Part I

If we take a step backwards, private land ownership is a relatively new phenomenon even if this is a few thousand years old.  Ownership of land has moved away from the churches and religious leaders of mankind towards the individual and then even further this way towards the individual in the economic sphere who has gleefully hung onto the rights that come with it.

Let’s just get it clear again in our thinking:

  • The liberty sphere should be concerned with the development of the humanity in us.
  • The rights sphere should confer on each of us the rights and security that we need to be human and give us each an equal say through a vote in the rights sphere.
  • Finally, the economic sphere is there to provide for the material needs of humanity.

Each of the three spheres could be seen as being the equivalent of a Government today. If the one wanted more influence over another, they would meet to discuss the right way forward, in the interests of the State, which itself would be seen as a threefold entity not a unitary State.

 

On the land question,

  • if the state has the say over who owns it, it may go to individuals connected to the state and have rights associated with the land thus obtained that do not make land ownership equally available to all.
  • If the economic sphere owned all land, the land would have the effect of giving some people the opportunity to own the means of production and exclude those without access to capital.
  • If land allocation was ‘owned’ by the liberty sphere , the risks seem less as there are only so many churches, museums and schools that it could go to. Humanity recognises that it needs the economic sphere for its food, clothing, travel and other needs. It also recognises the need for some form of rights sphere.  So, it would itself want to allocate land to people in both the economic and rights spheres. The Threefold Social Order quite clearly states that the means of production belongs in the liberty sphere.  However, there are problems inherent in this unless it is made quite clear where the correct conceptual boundaries are.  For example, problems arise if land ownership gives rights to individuals.  In this case the liberty sphere takes over the caretaking of rights from the rights sphere through the individuals that get the rights to the land.
  • So, for example, a farmer owns a piece of land and uses it to farm with in such a way that he poisons the land or allows it to be invaded by alien vegetation. He has the rights to do this in modern paradigms of allowing rights to go with land.  Mineral rights are similar.  They may be separated from the ownership of the land itself but they confer the rights on someone or some legal entity who then is somewhat free of the rights sphere as these rights are difficult to change, even for the rights sphere.
  • If land were allocated by the liberty sphere to people competent to use it effectively as assessed by the liberty sphere in conjunction with the other two spheres, then the land would end up being in the hands of competent human beings in each case in each sphere.
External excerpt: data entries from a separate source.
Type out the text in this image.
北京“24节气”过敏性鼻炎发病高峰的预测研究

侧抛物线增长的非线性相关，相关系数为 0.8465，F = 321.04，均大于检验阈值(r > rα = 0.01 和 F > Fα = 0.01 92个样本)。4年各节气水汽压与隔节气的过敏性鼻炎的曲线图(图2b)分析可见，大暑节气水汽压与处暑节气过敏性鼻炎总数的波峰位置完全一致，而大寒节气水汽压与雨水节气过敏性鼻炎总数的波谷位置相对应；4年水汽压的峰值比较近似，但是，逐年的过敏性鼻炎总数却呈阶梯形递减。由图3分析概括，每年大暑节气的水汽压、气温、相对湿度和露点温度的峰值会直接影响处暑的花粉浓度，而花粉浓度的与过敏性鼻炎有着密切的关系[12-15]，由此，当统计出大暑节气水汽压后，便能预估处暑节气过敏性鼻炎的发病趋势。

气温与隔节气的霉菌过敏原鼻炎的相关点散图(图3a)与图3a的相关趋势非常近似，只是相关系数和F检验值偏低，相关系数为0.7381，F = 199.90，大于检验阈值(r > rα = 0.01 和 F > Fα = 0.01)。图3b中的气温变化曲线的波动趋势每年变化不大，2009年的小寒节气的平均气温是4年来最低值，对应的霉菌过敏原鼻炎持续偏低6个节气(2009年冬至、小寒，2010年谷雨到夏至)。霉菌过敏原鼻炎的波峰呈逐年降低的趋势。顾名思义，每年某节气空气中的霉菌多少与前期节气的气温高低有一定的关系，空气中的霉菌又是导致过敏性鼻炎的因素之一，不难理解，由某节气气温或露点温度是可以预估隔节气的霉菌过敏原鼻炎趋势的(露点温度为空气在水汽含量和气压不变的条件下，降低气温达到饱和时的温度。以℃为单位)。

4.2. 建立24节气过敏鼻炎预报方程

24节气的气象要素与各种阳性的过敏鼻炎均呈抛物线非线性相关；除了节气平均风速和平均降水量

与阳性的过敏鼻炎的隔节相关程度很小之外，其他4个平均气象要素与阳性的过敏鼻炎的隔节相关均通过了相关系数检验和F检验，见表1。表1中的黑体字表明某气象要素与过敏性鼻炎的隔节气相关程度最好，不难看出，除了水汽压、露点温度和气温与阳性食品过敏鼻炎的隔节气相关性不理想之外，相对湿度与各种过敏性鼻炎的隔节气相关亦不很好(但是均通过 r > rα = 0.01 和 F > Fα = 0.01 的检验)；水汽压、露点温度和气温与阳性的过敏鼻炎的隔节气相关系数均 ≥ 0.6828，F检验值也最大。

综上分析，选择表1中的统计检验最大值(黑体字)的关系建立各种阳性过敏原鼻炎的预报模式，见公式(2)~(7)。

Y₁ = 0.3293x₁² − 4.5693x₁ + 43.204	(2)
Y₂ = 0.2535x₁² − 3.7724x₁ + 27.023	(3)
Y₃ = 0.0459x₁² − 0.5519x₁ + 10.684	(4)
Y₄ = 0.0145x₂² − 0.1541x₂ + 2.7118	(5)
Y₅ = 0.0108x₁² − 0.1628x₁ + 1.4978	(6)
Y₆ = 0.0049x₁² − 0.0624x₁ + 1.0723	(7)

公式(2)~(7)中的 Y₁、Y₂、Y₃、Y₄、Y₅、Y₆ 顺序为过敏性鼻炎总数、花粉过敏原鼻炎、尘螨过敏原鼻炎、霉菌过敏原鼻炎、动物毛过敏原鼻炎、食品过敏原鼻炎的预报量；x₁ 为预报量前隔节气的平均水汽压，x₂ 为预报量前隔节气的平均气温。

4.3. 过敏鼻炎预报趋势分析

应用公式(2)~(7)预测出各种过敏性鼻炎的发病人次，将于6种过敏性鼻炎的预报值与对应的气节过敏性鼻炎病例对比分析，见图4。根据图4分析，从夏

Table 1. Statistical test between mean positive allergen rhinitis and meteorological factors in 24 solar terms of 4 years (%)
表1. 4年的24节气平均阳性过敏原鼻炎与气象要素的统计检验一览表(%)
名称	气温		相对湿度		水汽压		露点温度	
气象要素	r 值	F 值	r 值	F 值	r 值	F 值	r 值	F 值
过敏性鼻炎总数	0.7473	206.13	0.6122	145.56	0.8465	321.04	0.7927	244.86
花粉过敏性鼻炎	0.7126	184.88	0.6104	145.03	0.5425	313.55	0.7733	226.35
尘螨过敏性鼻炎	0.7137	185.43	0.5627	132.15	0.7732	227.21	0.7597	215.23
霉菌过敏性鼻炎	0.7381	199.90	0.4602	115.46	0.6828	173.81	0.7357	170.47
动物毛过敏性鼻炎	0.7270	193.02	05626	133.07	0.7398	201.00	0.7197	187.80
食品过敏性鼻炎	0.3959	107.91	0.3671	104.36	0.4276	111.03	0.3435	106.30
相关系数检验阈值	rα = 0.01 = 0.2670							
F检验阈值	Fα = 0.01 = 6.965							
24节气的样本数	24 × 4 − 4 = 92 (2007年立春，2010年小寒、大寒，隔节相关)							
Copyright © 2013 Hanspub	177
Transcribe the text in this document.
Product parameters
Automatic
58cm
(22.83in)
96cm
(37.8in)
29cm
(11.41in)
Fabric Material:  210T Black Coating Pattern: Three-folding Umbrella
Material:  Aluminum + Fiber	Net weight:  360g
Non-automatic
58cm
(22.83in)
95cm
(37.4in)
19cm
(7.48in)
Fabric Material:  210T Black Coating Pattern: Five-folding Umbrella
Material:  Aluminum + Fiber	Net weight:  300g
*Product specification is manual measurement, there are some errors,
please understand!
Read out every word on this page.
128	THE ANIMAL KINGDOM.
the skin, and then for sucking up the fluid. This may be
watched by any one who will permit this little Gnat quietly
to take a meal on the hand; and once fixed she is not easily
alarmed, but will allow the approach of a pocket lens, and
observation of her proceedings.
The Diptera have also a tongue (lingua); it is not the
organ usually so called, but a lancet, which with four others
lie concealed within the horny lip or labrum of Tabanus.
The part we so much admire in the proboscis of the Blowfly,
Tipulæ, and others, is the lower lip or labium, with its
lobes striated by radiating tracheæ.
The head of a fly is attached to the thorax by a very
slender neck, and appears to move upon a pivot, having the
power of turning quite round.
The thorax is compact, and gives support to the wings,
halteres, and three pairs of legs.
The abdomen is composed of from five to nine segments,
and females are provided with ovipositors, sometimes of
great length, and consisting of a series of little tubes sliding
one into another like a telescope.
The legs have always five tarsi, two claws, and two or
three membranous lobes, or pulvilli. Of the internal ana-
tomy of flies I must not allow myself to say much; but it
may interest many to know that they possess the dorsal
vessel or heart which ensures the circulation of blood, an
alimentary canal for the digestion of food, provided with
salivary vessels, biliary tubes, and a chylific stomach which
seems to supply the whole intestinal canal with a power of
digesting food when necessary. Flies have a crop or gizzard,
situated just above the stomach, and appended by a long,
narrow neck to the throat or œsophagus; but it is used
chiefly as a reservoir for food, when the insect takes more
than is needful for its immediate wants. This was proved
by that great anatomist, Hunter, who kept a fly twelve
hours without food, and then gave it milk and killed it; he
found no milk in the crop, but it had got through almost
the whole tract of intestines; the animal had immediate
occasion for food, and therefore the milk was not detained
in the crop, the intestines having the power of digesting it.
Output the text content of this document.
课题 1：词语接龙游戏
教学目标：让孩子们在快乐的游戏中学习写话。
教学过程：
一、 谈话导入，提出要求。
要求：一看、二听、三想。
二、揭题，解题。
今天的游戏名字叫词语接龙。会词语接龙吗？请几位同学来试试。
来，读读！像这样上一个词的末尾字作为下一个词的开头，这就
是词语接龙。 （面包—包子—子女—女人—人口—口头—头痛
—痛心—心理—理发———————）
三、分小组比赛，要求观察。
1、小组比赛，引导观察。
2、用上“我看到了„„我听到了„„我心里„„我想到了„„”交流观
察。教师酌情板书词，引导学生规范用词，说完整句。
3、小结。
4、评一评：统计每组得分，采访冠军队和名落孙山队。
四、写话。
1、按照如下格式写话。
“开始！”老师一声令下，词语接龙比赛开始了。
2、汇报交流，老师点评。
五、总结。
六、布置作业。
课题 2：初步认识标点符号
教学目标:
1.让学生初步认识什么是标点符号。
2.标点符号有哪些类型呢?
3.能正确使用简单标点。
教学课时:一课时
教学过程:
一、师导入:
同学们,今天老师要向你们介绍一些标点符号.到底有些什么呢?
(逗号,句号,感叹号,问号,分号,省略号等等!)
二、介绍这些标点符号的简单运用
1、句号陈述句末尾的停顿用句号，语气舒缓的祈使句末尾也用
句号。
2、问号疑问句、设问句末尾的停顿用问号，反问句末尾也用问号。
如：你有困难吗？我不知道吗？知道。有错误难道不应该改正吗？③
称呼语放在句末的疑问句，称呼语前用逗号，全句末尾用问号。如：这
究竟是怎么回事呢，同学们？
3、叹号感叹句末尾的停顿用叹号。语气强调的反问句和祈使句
Their tenure would be decided upon and reviewed by the liberty, economic and rights spheres from time to time. The individual ‘owner’ would be subject to the group decisions in this regard.
  • Remember, the individual, even if he sees himself in the economic sphere, would have to prove his right to manage the land and other means of production in order to be given the ‘use’ of the land.
  • The rights sphere would make sure that he only has the rights that would be fair and equitable to anyone in the same situation.
  • The economic sphere would know what needs the land or means of production were being used for and how effectively this particular user was being relative to others in the field of serving humanity’s material needs. They would also make sure that the rights cannot be taken away while the land or means of production are meeting the ‘allocation terms’.
  • The rights and liberty spheres would also need allocations and be subject to a similar review system with all three spheres making representation at all levels of society, from grass roots to policy decisions then held by the rights sphere.In order that the above ideas do not seem like Cloud Cuckoo-land, we have to learn to see the possibilities of doing things differently. Doing things as we are is creating material poverty among a lot and material wealth among a few. These materially wealthy people are at the same time at very serious risk of falling prey to material promises of inner wellbeing being able to be bought through physical manipulation of our physical bodies – a concept abhorrent to a well-founded liberty sphere. For any real movement towards a Threefold Social Order to take place, we are going to need to see it taking place slowly and in an organised way which will involve a lot of learning.  It cannot be obtained through revolution but only by evolution. Then we will also have to realise that while we may be very possessive about our earthly bodies, we are all in fact God’s creatures and on our way towards a possible existence of a more godly nature.  To be part of a belief system that feels the right to step into the godly space of another is a serious question that we need to start discussing.  The USA is seen as the leader of this ‘invasion’ of the rights of others before God.  They seem to feel the position that they are God’s spokesperson because they are materially well off.  This view needs to be not only questioned but proven wrong through other nations being more earnestly committed to their own ways rather that to being lured into competing in a losing cause.The land issue is very complex and would take more than a short article to untangle further but I have tried to give a lead into how to start looking at it with the concepts of the Threefold Social Order as given by Dr Steiner.  More will follow.